The reason McCool's works -- for all its implausibility and sub-Three Stooges humor -- is that these diverging perceptions were carefully interwoven by the late screenwriter Stan Seidel, to whom the film is dedicated. The characterizations are ugly, but Seidel's gift for grotesque exaggeration -- much like that of the Coens -- hits America's neurotic bull's-eye.
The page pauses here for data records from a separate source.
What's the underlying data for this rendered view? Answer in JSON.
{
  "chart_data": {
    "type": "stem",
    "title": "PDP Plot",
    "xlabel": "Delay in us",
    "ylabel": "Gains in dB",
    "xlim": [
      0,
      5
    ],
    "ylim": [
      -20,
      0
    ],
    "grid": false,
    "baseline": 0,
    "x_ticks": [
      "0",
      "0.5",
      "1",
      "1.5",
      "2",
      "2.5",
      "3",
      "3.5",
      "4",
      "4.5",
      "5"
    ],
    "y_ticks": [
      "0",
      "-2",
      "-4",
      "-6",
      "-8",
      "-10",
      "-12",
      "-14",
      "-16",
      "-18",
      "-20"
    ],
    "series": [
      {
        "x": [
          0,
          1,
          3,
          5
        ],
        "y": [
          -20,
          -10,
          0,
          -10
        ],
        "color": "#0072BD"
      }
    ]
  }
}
Whether it's Goodman's good man setting up foolproof rationalizations ("Why would God fill me with this desire if I wasn't meant to be with her?") or Reiser's lech justifying screwing his cousin's girl ("It's not like I never did anything for him!"), these are some fine warts on display.

And yes, Tyler shakes her groove thing countless times to the desired effect, but all this jiggling would be for naught if a pro like Goodman weren't there to suffer spasms of lust attended by guilt and denial, thereafter processing the whole mess into some deranged form of idolatry. Likewise Reiser (who hasn't lost his knack for playing the weasel he perfected in Aliens) puts an entirely different spin on Jewel while seducing her and/or becoming her victim. Sorry ladies, Goodman obviously appended a no-nudity clause to his contract, but Reiser really wants us to behold him in S&M leather, if that's something that'll coax you to the theater.

Framed with smashing style by Norwegian director Harald Zwart, McCool's often feels like a funky '70s action flick souped up for a new era. Tyler is often attended by flashy visual effects, and the camera swoops around like an animal, giving the art of moviemaking a wild zing. It's only a shame that, despite its attempts to be ironic, the movie is literally a commercial for DVD consumption, failing to mention the evil zoning technology programmed into the discs by the powers that be greedy.

Ultimately McCool's boils down to whether or not Tyler represents all things to all men. Oddly, she seems determined here to prove that she is more than just her body... by exploiting her body. This pageant of cheap bumping and grinding will work for many, but this critic also suggests that her entire physical vocabulary could be blown away by one flutter of Emma Thompson's eyelids.